Women in Academia File More Patents

Women inventors at universities are also more collaborative and multidisciplinary.
Women in Academia File More Patents
MORE WOMEN ACROSS THE GLOBE are filing patents with the U.S. Patent and Trade Office, particularly in academia, according to a new study that examines 4.6 million utility patents issued between 1976 and 2013. It shows that the percentage of patents filed by women rose from an average of 2 percent to 3 percent across all areas to 10 percent in industry, 12 percent among individuals, and 18 percent in academia.

Cassidy R. Sugimoto of the School of Informatics and Computing at Indiana University in Bloomington led the study. Her co-authors include Chaoqun Ni of the School of Library and Information Science at Simmons College in Boston, Massachusetts; Jevin D. West of the Information School at the University of Washington in Seattle; and Vincent Larivière of the University of Montreal in Canada.

“We had thought the percentage might fall lower, since patenting is still considered ‘optional’ in terms of promotion in academia," says Sugimoto. However, the role of patenting in academia has grown since the 1980 Bayh-Dole Act, which transferred intellectual property revenue based on federally funded research discoveries from government to universities. Many university technology transfer offices also have set policies that encourage women’s innovation.

In addition, the study shows that patents from women frequently include contributors from a variety of fields, suggesting that women inventors are more collaborative and multidisciplinary. Women in academia also might benefit from the intellectual communities of large universities, whereas women in industry might experience more isolation.

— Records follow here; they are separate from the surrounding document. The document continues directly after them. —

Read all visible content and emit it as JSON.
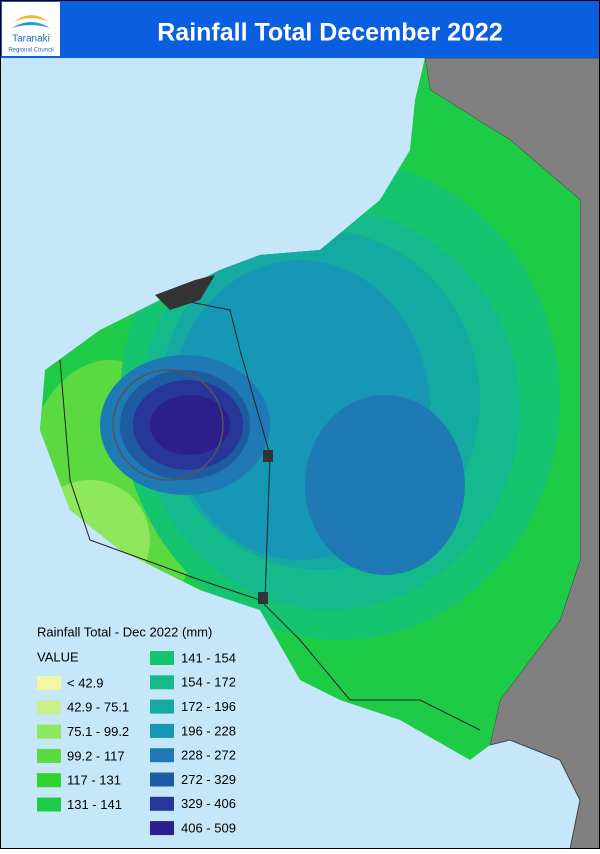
{
  "header": {
    "logo_line1": "Taranaki",
    "logo_line2": "Regional Council",
    "title": "Rainfall Total December 2022"
  },
  "legend": {
    "title": "Rainfall Total - Dec 2022 (mm)",
    "field": "VALUE",
    "items": [
      {
        "label": "< 42.9",
        "color": "#f6f5a2"
      },
      {
        "label": "42.9 - 75.1",
        "color": "#c9f08e"
      },
      {
        "label": "75.1 - 99.2",
        "color": "#8fe75e"
      },
      {
        "label": "99.2 - 117",
        "color": "#5cd840"
      },
      {
        "label": "117 - 131",
        "color": "#2fd52a"
      },
      {
        "label": "131 - 141",
        "color": "#1ecb47"
      },
      {
        "label": "141 - 154",
        "color": "#15c46f"
      },
      {
        "label": "154 - 172",
        "color": "#14b98c"
      },
      {
        "label": "172 - 196",
        "color": "#14aaa2"
      },
      {
        "label": "196 - 228",
        "color": "#1697b6"
      },
      {
        "label": "228 - 272",
        "color": "#1e79b4"
      },
      {
        "label": "272 - 329",
        "color": "#1f5ba0"
      },
      {
        "label": "329 - 406",
        "color": "#28369a"
      },
      {
        "label": "406 - 509",
        "color": "#2c1f8c"
      }
    ]
  }
}
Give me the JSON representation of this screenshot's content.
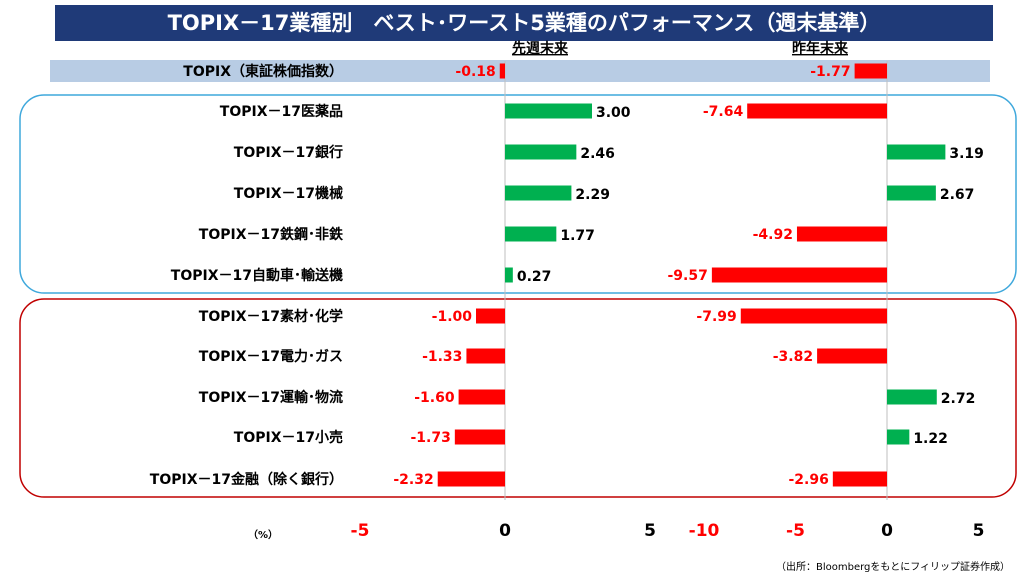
{
  "title": "TOPIX－17業種別　ベスト･ワースト5業種のパフォーマンス（週末基準）",
  "source_note": "（出所：Bloombergをもとにフィリップ証券作成）",
  "unit_label": "（%）",
  "colors": {
    "positive": "#00b050",
    "negative": "#ff0000",
    "title_bg": "#1f3a78",
    "topix_band": "#b8cce4",
    "best_border": "#3fa8dc",
    "worst_border": "#c00000"
  },
  "chart_data": [
    {
      "type": "bar",
      "orientation": "horizontal",
      "title": "先週末来",
      "categories": [
        "TOPIX（東証株価指数）",
        "TOPIX－17医薬品",
        "TOPIX－17銀行",
        "TOPIX－17機械",
        "TOPIX－17鉄鋼･非鉄",
        "TOPIX－17自動車･輸送機",
        "TOPIX－17素材･化学",
        "TOPIX－17電力･ガス",
        "TOPIX－17運輸･物流",
        "TOPIX－17小売",
        "TOPIX－17金融（除く銀行）"
      ],
      "values": [
        -0.18,
        3.0,
        2.46,
        2.29,
        1.77,
        0.27,
        -1.0,
        -1.33,
        -1.6,
        -1.73,
        -2.32
      ],
      "labels": [
        "-0.18",
        "3.00",
        "2.46",
        "2.29",
        "1.77",
        "0.27",
        "-1.00",
        "-1.33",
        "-1.60",
        "-1.73",
        "-2.32"
      ],
      "xlim": [
        -5,
        5
      ],
      "ticks": [
        "-5",
        "0",
        "5"
      ]
    },
    {
      "type": "bar",
      "orientation": "horizontal",
      "title": "昨年末来",
      "categories": [
        "TOPIX（東証株価指数）",
        "TOPIX－17医薬品",
        "TOPIX－17銀行",
        "TOPIX－17機械",
        "TOPIX－17鉄鋼･非鉄",
        "TOPIX－17自動車･輸送機",
        "TOPIX－17素材･化学",
        "TOPIX－17電力･ガス",
        "TOPIX－17運輸･物流",
        "TOPIX－17小売",
        "TOPIX－17金融（除く銀行）"
      ],
      "values": [
        -1.77,
        -7.64,
        3.19,
        2.67,
        -4.92,
        -9.57,
        -7.99,
        -3.82,
        2.72,
        1.22,
        -2.96
      ],
      "labels": [
        "-1.77",
        "-7.64",
        "3.19",
        "2.67",
        "-4.92",
        "-9.57",
        "-7.99",
        "-3.82",
        "2.72",
        "1.22",
        "-2.96"
      ],
      "xlim": [
        -10,
        5
      ],
      "ticks": [
        "-10",
        "-5",
        "0",
        "5"
      ]
    }
  ]
}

Even so, Sugimoto notes that while women make up one-third of all researchers in the STEM fields, they aren’t filing for one-third of U.S. patents. The researchers also found that when patents bear the names of women, they are cited in other filings less often than patents filed under male names.

Sugimoto’s study cites research showing that 42 countries, primarily in the Middle East and Africa, report no patents with women’s names. A higher proportion of patents are filed by women in Eastern Europe, Asia, and several African countries, reflecting greater gender parity in countries that are or were communist. The study tracked female patent filers across 185 countries.

“The Academic Advantage: Gender Disparities in Patenting” can be found in the online journal PLOS ONE at journals.plos.org/plosone/article?id=10.1371/journal.pone.0128000.